Евгения Владиславовна, оказывается, вела за руки Димку и Толика. Мальчики были измазаны, в порванных штанах, с разбитыми коленками. Оба плакали и смотрели в сторону.

– Ты представляешь, – рассказывала воспитательница Фае, – эти придурки домой пошли. Кто из вас кого домой позвал?

Она строго посмотрела на беглецов. Димка мялся. Толик плакал и показывал на Димку пальцем:

– Он позвал!

– Я и говорю, этот придурок позвал второго в гости. Домой! А сам живет на Элеваторе. Ты представляешь? И оба пошли! Я их на велосипеде поймала.

Фая удивилась:

– Как ты их увезла-то?

– А там мотоциклист проезжал, помог догнать. Поймали уже на Песках. Он их в люльку сунул и привез. Ну, сволочи.

– Теперь мы гулять пойдем? – вдруг вышел из своей шеренги Максимка. Евгения Владиславовна даже на него не посмотрела, а Фая зло сказала:

– Тебе-то какая разница? Ты сегодня голый, сиди, пока мать не заберет. В чем ты пойдешь?

– А у вас нет футболки? – снова спросил он воспитательницу. Она снова ничего не ответила, но поцокала языком и помотала головой.

– Ну хотя бы майку с гимнастики можно надеть?

– Майку нельзя, она белая, ты ее испортишь! – встряла Фая. – Вам их Сашина мать с трудом достала.
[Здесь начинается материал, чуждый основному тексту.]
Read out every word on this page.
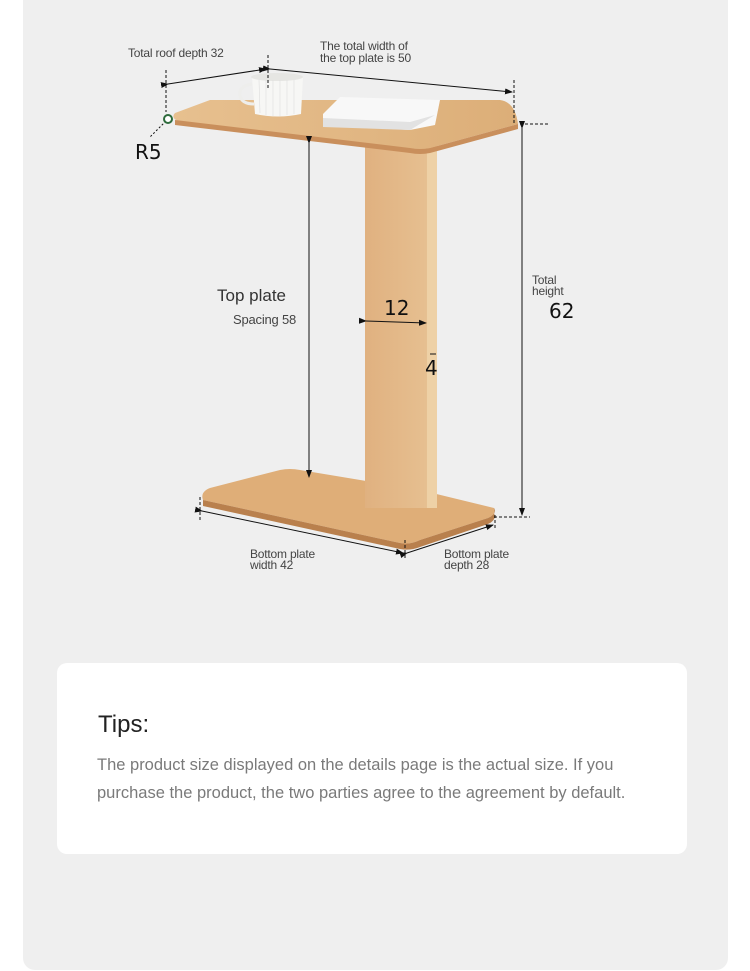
Total roof depth 32	The total width of
the top plate is 50
R5
Top plate
Spacing 58	12
4
Total
height
62
Bottom plate
width 42
Bottom plate
depth 28
Tips:
The product size displayed on the details page is the actual size. If you purchase the product, the two parties agree to the agreement by default.
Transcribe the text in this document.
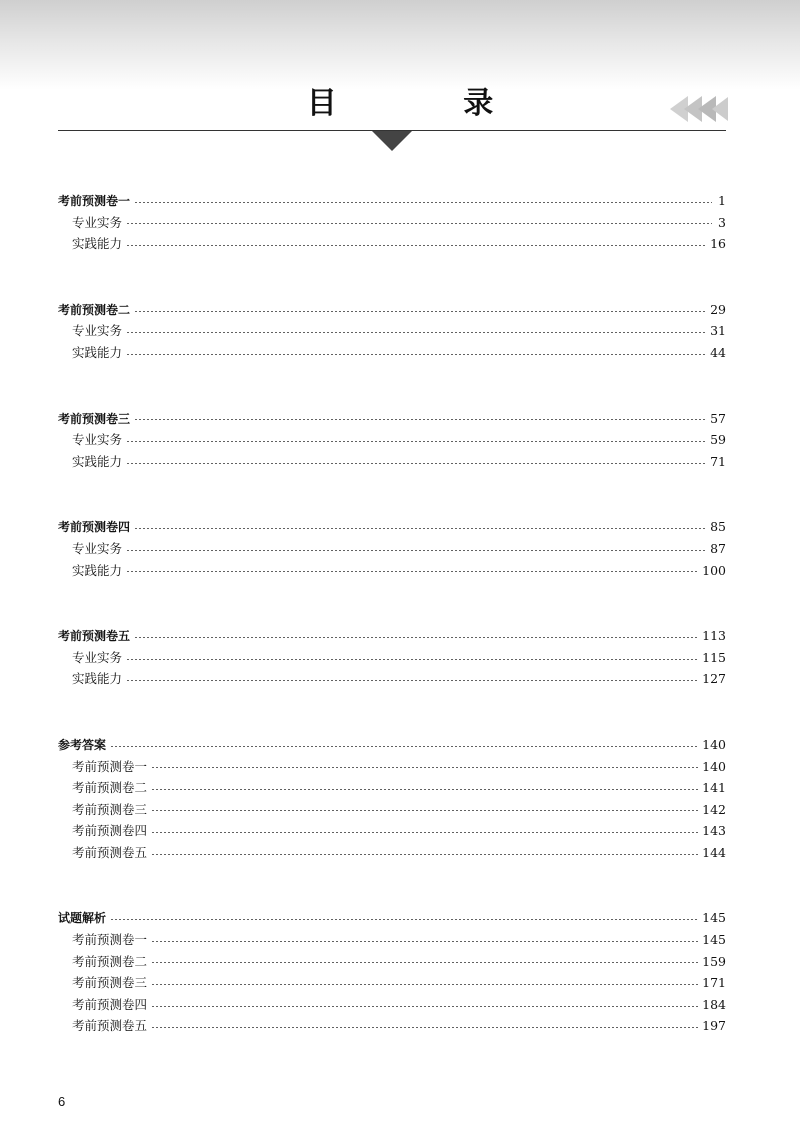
目 录
考前预测卷一	1
专业实务	3
实践能力	16
考前预测卷二	29
专业实务	31
实践能力	44
考前预测卷三	57
专业实务	59
实践能力	71
考前预测卷四	85
专业实务	87
实践能力	100
考前预测卷五	113
专业实务	115
实践能力	127
参考答案	140
考前预测卷一	140
考前预测卷二	141
考前预测卷三	142
考前预测卷四	143
考前预测卷五	144
试题解析	145
考前预测卷一	145
考前预测卷二	159
考前预测卷三	171
考前预测卷四	184
考前预测卷五	197
6
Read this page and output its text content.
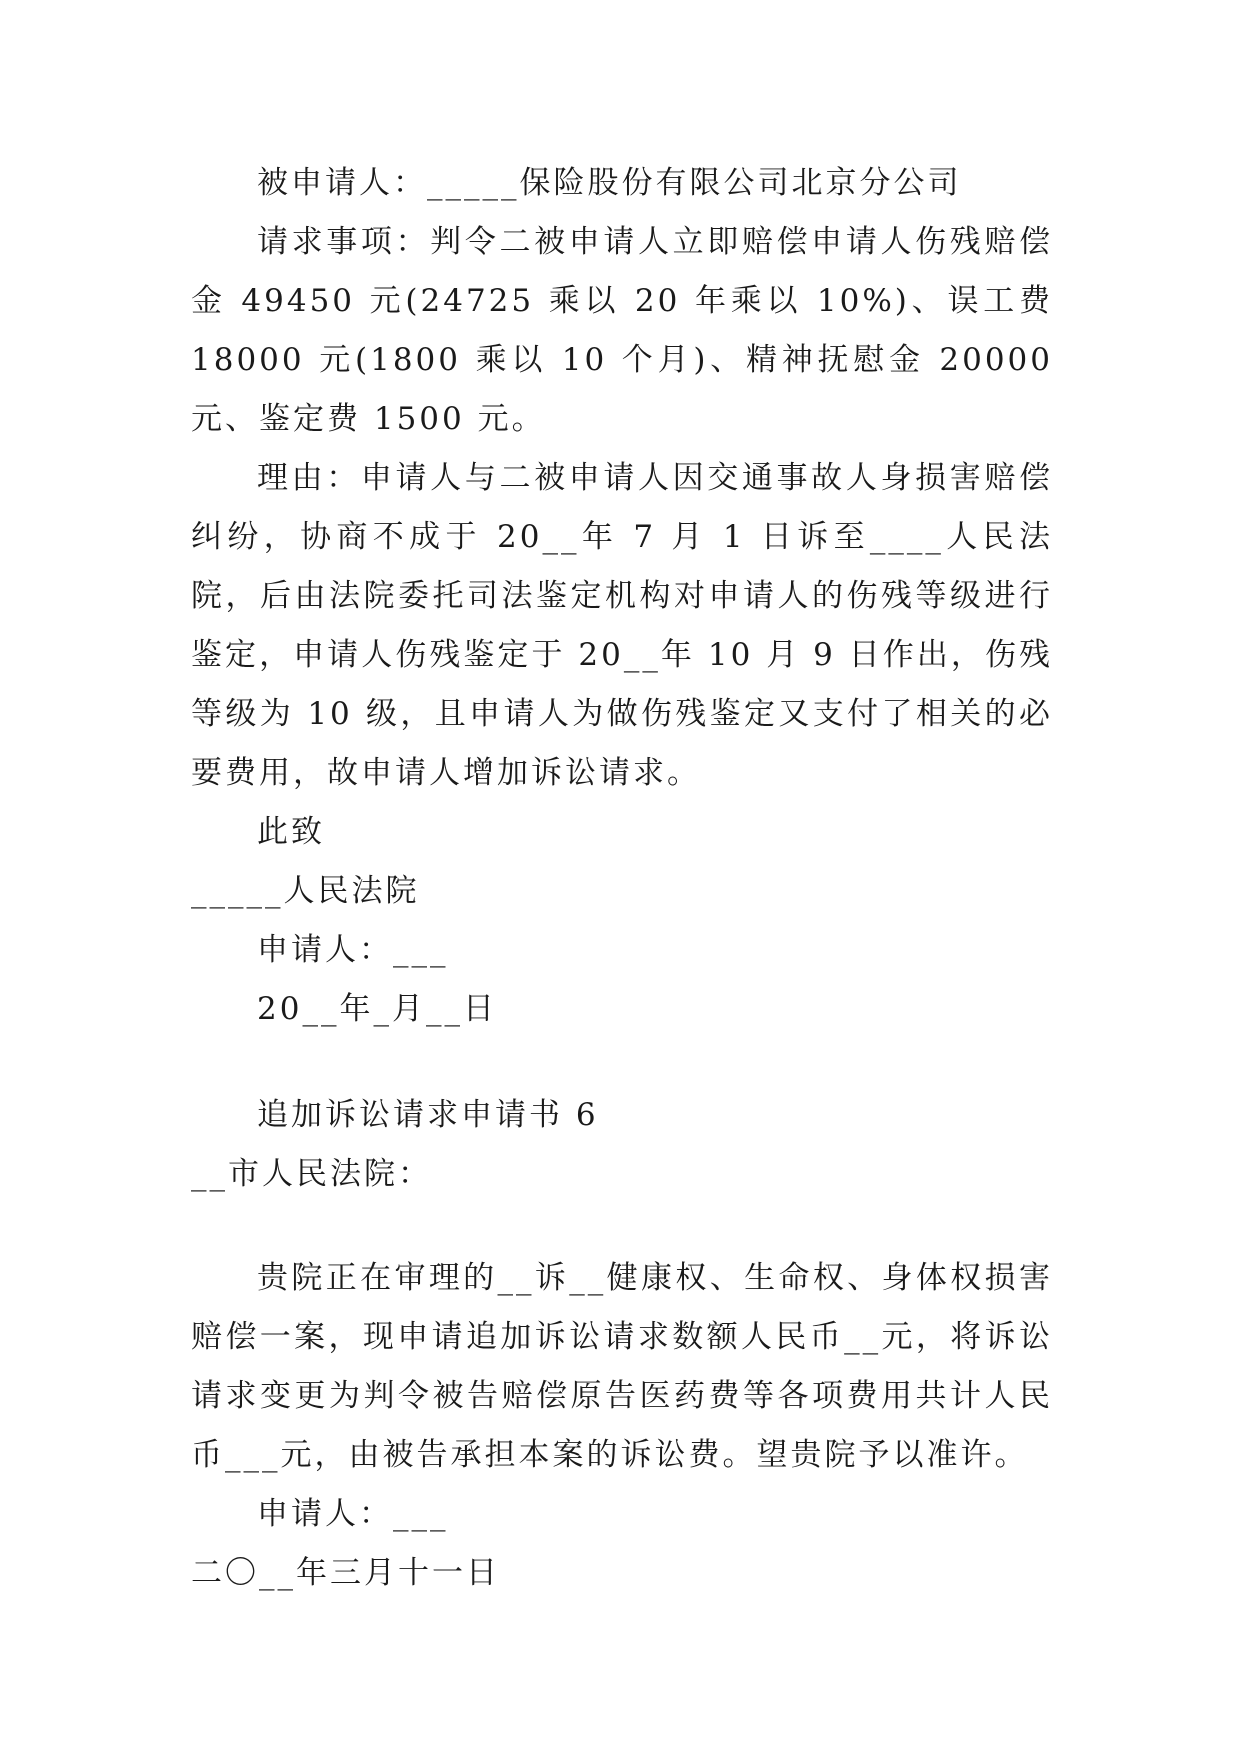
被申请人：_____保险股份有限公司北京分公司

请求事项：判令二被申请人立即赔偿申请人伤残赔偿金 49450 元(24725 乘以 20 年乘以 10%)、误工费 18000 元(1800 乘以 10 个月)、精神抚慰金 20000 元、鉴定费 1500 元。

理由：申请人与二被申请人因交通事故人身损害赔偿纠纷，协商不成于 20__年 7 月 1 日诉至____人民法院，后由法院委托司法鉴定机构对申请人的伤残等级进行鉴定，申请人伤残鉴定于 20__年 10 月 9 日作出，伤残等级为 10 级，且申请人为做伤残鉴定又支付了相关的必要费用，故申请人增加诉讼请求。

此致

_____人民法院

申请人：___

20__年_月__日

追加诉讼请求申请书 6

__市人民法院：

贵院正在审理的__诉__健康权、生命权、身体权损害赔偿一案，现申请追加诉讼请求数额人民币__元，将诉讼请求变更为判令被告赔偿原告医药费等各项费用共计人民币___元，由被告承担本案的诉讼费。望贵院予以准许。

申请人：___

二〇__年三月十一日
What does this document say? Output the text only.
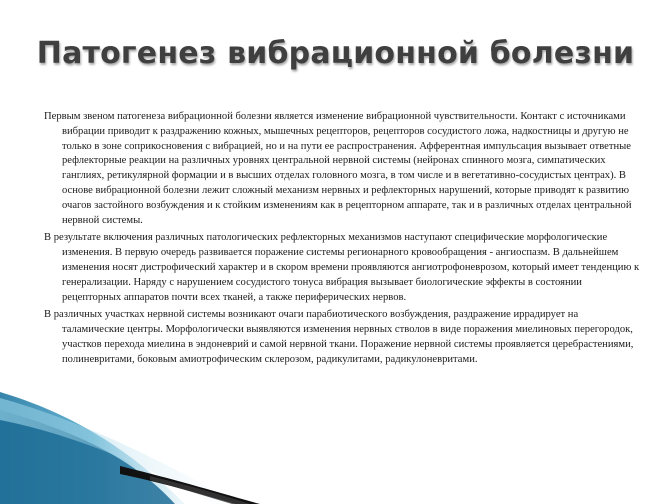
Патогенез вибрационной болезни

Первым звеном патогенеза вибрационной болезни является изменение вибрационной чувствительности. Контакт с источниками вибрации приводит к раздражению кожных, мышечных рецепторов, рецепторов сосудистого ложа, надкостницы и другую не только в зоне соприкосновения с вибрацией, но и на пути ее распространения. Афферентная импульсация вызывает ответные рефлекторные реакции на различных уровнях центральной нервной системы (нейронах спинного мозга, симпатических ганглиях, ретикулярной формации и в высших отделах головного мозга, в том числе и в вегетативно-сосудистых центрах). В основе вибрационной болезни лежит сложный механизм нервных и рефлекторных нарушений, которые приводят к развитию очагов застойного возбуждения и к стойким изменениям как в рецепторном аппарате, так и в различных отделах центральной нервной системы.

В результате включения различных патологических рефлекторных механизмов наступают специфические морфологические изменения. В первую очередь развивается поражение системы регионарного кровообращения - ангиоспазм. В дальнейшем изменения носят дистрофический характер и в скором времени проявляются ангиотрофоневрозом, который имеет тенденцию к генерализации. Наряду с нарушением сосудистого тонуса вибрация вызывает биологические эффекты в состоянии рецепторных аппаратов почти всех тканей, а также периферических нервов.

В различных участках нервной системы возникают очаги парабиотического возбуждения, раздражение иррадирует на таламические центры. Морфологически выявляются изменения нервных стволов в виде поражения миелиновых перегородок, участков перехода миелина в эндоневрий и самой нервной ткани. Поражение нервной системы проявляется церебрастениями, полиневритами, боковым амиотрофическим склерозом, радикулитами, радикулоневритами.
Саша помнила, что белые костюмчики – майка с вишенками на груди и шорты – ее мама покупала на всю группу через знакомую. День или два вся одежда лежала у них дома, и Саша ее разглядывала. Еще мама тогда заказала всем чешки. Саша знала, что маек было больше, чем детей, несколько штук остались дома.

– Можно в майке, – радостно заверещала она, подскакивая к Фае. – Можно, у нас дома еще есть!

– Есть у нее, – буркнула Фая. – Никаких прогулок никому!

Евгения Владиславовна строго кивнула – да, никаких прогулок. Потом она поддала Димке и Толику сзади руками так, что они вылетели на ковер и споткнулись.